The private bank said the launch of the solution is “timely” because building an SFO can be costly; it cited a 2024 McKinsey report saying that rising operational costs and the need to have access to technology-enabled platforms were among the top five challenges that Asia-Pacific family offices face.

Besides the funds, clients using the solution can use the lender’s services such as wealth planning and trust services. Clients have freedom to switch to an SFO if they want to do so later.

“Ultra-high net worth individuals continue to be keen to professionalise the management of their wealth, and many are exploring alternative options to single-family offices. Concerns around high operating costs and the challenge of attracting suitable investment talent amid intense competition, are prompting them to consider more efficient solutions,” Lim Leong Guan, global head of financial intermediaries, family office and wealth advisory, BoS, said in a statement. “Our family office catalyst solution addresses these issues by allowing these individuals to tap into the deep expertise of our portfolio management teams to manage their assets and still qualify for tax incentives, supplemented by the bank’s comprehensive wealth management ecosystem. We believe this presents a cost-efficient and holistic alternative solution to setting up their own SFOs.”

The bank trumpeted its equity portfolio performance: as of June 2025; its Asia equity portfolio delivered a 14.2 per cent year-to-date return, while its Singapore equity portfolio posted 12.6 per cent gains. Over the last five years, annualised returns reached 12.7 per cent for its Singapore equity portfolio, outperforming reference indices, it said. 

Family office-as-a-service 
Competition in the family offices and associated sectors remains strong. For example, in June 2023, Singapore-headquartered DBS Private Bank said it playing to the jurisdiction’s drive to be a prime destination for ultra-high net worth individuals and families. The bank launched the DBS Multi Family Office Foundry VCC. DBS said it was the world’s first bank-backed multi-family office to use the jurisdiction’s Variable Capital Company structure which was introduced in early 2020.

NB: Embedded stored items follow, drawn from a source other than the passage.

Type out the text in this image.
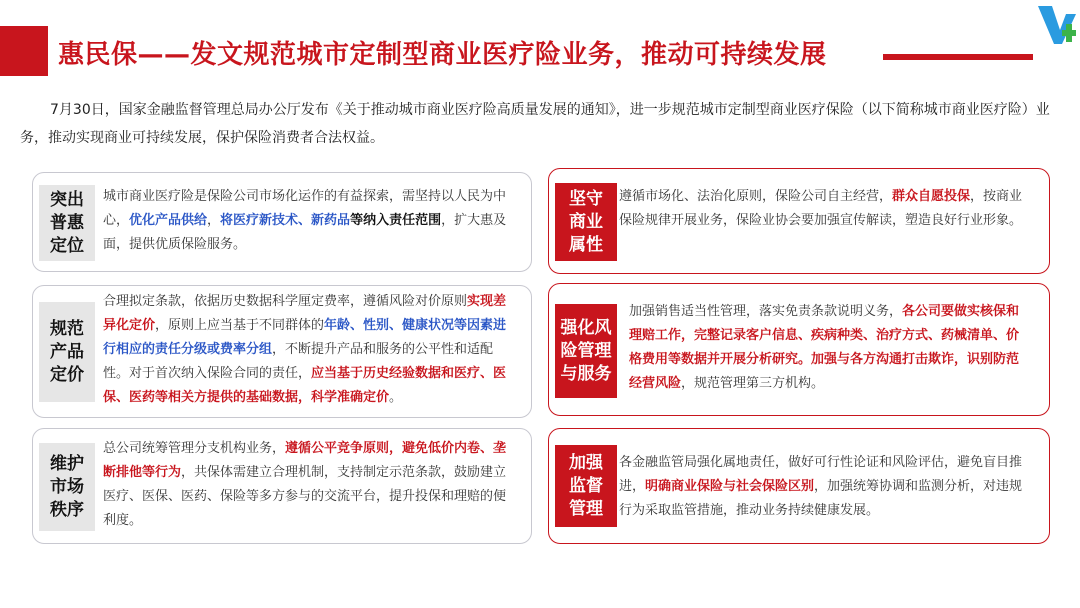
惠民保——发文规范城市定制型商业医疗险业务，推动可持续发展
7月30日，国家金融监督管理总局办公厅发布《关于推动城市商业医疗险高质量发展的通知》，进一步规范城市定制型商业医疗保险（以下简称城市商业医疗险）业务，推动实现商业可持续发展，保护保险消费者合法权益。
突出
普惠
定位
城市商业医疗险是保险公司市场化运作的有益探索，需坚持以人民为中心，优化产品供给，将医疗新技术、新药品等纳入责任范围，扩大惠及面，提供优质保险服务。
规范
产品
定价
合理拟定条款，依据历史数据科学厘定费率，遵循风险对价原则实现差异化定价，原则上应当基于不同群体的年龄、性别、健康状况等因素进行相应的责任分级或费率分组，不断提升产品和服务的公平性和适配性。对于首次纳入保险合同的责任，应当基于历史经验数据和医疗、医保、医药等相关方提供的基础数据，科学准确定价。
维护
市场
秩序
总公司统筹管理分支机构业务，遵循公平竞争原则，避免低价内卷、垄断排他等行为，共保体需建立合理机制，支持制定示范条款，鼓励建立医疗、医保、医药、保险等多方参与的交流平台，提升投保和理赔的便利度。
坚守
商业
属性
遵循市场化、法治化原则，保险公司自主经营，群众自愿投保，按商业保险规律开展业务，保险业协会要加强宣传解读，塑造良好行业形象。
强化风
险管理
与服务
加强销售适当性管理，落实免责条款说明义务，各公司要做实核保和理赔工作，完整记录客户信息、疾病种类、治疗方式、药械清单、价格费用等数据并开展分析研究。加强与各方沟通打击欺诈，识别防范经营风险，规范管理第三方机构。
加强
监督
管理
各金融监管局强化属地责任，做好可行性论证和风险评估，避免盲目推进，明确商业保险与社会保险区别，加强统筹协调和监测分析，对违规行为采取监管措施，推动业务持续健康发展。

Services from the Bank of Singapore, DBS and others also speak to a trend of firms offering "family office-as-a-service" capabilities so that families don't have to build all their operations and systems from the ground up, but can tap into an off-the-shelf system that is also customisable. Examples of firms offering such services include MyFO, Eton Solutions and SS&C.

BoS said the ultra-HNW segment is a “strategic focus,” clocking double-digit year-on-year AuM growth. Clients in this segment have a net worth of $250 million and above.

(Editor's note: This shows why banks in jurisdictions such as Singapore home now to more than 2,000 family offices, according to the Monetary Authority of Singapore in January are so keen to tap into this market. They realise that some wealthy individuals aren't quite ready yet to build SFOs, but have significant wealth and could eventually create such structures. The reasons for reluctance to build SFOs among some people, as the article states, partly stem from the costs.

Those costs aren't getting easier to handle. It might seem that one option for those unwilling to build an SFO is to join a multi-family office, where costs can be shared to some extent. But that is not always straightforward, and if a client has a harmonious relationship with a bank as Bank of Singapore hopes then this sort of solution might be a smart move to retain a chunk of business. As we note, BoS is not on its own DBS is in the space. There are also firms mostly US-based which are creating "hybrid" family office platforms and services for FOs.

This activity certainly illustrates the ferment and innovation that is happening in Singpaore and wider Asia. This news service has already noted the amount of activity in the external asset management industry in Singpaore/Southeast Asia.)